Milo has been a Kiwi favourite for more than 80 years -- mixed with either hot or cold milk, and sometimes, when parents aren't looking, scooped up in spoonfuls straight from the tin.

But food giant Nestle recently altered the recipe to reflect "children's nutritional needs" and the change has outraged normally laid-back New Zealanders.

"The new Milo tastes disgusting why would you change the recipe!" Daniel Glubb said on a Facebook page calling for a Milo boycott that has attracted more than 6,000 likes.

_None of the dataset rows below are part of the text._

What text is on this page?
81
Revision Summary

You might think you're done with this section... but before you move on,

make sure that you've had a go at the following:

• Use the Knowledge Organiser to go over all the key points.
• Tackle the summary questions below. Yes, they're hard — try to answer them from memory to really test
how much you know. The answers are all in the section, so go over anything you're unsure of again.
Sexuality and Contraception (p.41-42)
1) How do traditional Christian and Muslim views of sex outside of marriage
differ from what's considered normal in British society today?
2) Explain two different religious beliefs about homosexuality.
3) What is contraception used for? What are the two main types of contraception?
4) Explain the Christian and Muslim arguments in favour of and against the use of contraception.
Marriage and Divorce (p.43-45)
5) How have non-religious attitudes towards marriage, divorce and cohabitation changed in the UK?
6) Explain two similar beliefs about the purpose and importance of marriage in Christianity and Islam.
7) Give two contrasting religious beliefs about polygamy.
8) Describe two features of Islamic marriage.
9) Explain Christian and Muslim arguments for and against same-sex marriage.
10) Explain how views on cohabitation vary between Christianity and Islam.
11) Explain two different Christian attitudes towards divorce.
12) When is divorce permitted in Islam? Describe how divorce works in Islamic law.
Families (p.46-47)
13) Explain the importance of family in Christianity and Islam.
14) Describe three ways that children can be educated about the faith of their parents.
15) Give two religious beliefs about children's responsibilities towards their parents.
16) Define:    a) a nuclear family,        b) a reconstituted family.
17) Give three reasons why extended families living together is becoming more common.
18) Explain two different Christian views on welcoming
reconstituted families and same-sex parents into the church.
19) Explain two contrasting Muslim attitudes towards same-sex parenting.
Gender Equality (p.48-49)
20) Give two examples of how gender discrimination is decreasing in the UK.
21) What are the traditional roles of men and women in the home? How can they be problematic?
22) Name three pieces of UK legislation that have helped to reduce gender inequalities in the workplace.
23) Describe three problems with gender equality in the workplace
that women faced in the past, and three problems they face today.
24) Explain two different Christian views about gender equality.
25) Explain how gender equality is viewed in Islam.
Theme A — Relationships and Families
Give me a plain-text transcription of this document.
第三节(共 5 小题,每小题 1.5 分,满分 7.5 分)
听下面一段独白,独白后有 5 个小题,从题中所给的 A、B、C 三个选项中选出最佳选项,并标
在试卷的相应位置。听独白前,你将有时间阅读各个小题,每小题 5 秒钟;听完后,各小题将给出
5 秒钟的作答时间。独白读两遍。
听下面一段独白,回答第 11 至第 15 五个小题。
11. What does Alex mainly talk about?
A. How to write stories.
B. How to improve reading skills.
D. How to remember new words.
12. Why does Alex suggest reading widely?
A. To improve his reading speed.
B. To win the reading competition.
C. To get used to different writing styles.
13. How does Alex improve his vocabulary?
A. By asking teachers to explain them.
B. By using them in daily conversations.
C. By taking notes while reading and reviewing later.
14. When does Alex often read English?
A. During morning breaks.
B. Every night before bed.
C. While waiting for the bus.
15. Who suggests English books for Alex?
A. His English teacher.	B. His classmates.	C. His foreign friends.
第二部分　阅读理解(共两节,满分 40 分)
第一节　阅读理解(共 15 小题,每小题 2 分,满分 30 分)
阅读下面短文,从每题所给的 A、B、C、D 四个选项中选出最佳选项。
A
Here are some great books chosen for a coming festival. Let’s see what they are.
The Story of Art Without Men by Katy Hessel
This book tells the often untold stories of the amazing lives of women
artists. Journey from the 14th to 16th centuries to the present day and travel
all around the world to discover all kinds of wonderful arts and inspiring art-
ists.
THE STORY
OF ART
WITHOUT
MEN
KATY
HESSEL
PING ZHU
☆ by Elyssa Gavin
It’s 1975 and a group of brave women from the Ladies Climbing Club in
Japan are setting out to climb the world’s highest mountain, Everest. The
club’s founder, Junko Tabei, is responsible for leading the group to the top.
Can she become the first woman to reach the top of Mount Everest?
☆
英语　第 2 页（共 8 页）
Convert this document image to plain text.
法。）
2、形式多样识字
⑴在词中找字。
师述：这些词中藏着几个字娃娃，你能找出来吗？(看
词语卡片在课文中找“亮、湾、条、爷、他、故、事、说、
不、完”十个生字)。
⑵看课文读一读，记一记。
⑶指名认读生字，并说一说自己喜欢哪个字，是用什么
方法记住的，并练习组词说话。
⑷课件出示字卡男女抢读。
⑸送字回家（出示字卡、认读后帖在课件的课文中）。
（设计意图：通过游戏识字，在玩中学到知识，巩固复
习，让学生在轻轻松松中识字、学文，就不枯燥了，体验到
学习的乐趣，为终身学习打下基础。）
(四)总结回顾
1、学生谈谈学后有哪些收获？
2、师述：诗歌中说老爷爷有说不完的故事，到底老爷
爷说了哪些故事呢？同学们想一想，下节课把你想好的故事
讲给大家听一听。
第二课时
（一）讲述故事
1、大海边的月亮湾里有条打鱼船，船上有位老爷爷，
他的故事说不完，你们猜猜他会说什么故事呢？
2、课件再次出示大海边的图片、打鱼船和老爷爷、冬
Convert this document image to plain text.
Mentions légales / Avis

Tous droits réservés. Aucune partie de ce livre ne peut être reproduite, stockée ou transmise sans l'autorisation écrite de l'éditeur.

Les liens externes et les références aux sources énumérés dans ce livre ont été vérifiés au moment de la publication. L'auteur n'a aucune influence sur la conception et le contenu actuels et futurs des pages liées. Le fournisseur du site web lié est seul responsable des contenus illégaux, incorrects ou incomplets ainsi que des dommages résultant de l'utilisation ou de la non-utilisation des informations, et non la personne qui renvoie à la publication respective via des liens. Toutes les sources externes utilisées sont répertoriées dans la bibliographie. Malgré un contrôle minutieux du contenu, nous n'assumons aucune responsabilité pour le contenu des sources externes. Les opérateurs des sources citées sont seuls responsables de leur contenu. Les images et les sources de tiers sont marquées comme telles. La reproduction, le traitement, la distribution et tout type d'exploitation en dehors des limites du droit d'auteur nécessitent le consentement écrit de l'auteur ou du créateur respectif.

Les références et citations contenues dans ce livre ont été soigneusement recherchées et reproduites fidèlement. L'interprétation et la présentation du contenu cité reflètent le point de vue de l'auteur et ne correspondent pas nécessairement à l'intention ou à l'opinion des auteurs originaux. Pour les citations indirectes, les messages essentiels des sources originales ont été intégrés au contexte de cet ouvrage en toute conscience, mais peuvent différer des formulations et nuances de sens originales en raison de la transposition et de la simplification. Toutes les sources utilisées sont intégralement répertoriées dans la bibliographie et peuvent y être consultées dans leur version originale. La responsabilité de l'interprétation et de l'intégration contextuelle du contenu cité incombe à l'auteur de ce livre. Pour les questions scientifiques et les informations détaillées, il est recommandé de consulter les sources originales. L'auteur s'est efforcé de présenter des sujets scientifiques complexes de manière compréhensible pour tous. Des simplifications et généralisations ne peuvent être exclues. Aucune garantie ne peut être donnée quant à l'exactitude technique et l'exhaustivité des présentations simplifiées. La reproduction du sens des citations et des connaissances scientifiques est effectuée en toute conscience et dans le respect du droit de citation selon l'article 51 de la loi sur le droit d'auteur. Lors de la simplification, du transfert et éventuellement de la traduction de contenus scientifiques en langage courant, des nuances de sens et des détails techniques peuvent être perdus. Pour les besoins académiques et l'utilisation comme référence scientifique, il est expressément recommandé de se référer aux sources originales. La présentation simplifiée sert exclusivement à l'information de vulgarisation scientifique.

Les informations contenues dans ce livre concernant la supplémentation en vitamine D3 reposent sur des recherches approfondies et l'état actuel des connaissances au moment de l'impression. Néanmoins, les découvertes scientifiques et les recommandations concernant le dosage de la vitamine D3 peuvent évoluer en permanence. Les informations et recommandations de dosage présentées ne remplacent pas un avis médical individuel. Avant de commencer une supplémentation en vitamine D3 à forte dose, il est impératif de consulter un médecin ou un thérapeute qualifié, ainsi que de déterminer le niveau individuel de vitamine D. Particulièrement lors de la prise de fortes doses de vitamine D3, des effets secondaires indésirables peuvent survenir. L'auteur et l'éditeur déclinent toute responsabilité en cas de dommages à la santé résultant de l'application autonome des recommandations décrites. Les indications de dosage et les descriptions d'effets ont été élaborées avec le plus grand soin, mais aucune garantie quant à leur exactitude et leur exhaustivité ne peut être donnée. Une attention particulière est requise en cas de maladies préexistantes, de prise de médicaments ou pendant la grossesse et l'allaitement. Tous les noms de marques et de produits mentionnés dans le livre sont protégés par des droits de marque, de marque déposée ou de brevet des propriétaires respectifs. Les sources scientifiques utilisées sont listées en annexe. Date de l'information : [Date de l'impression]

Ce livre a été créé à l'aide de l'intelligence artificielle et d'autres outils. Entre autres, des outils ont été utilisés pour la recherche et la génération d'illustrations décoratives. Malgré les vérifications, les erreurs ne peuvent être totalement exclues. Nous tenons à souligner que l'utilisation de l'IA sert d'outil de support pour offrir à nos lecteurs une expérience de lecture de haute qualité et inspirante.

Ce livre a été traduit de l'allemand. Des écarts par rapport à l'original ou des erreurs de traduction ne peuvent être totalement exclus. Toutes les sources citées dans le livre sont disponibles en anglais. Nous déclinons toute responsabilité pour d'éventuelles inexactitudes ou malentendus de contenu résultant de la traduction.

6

Josh Rogan commented: "OMG! Just tasted the new Milo. I can't believe the taste difference. It is not nice & is not a 'slight change', I am gutted this has happened."

Nestle insists the essential ingredients remain the same -- malted barley, milk powder, sugar and cocoa -- but the new version has added vitamin D and switched to sustainable palm oil, while vanilla flavouring has been removed.

But Lizzie Buckthought objected to the inclusion of any palm oil at all, saying it had no nutritional value and affected the taste of products it was used in.

"Why palm oil??? It's made other products taste like crapola. What made you think it wouldn't do the same to yours?," she wrote on Facebook.

Nestle spokeswoman Margaret Stuart said the company had been surprised by the extent of the reaction but had no plans to revert to the old recipe.

"To have such a backlash over what is a small flavour shift is surprising," she told TV3, adding that the new recipe reflected research on children's nutritional needs.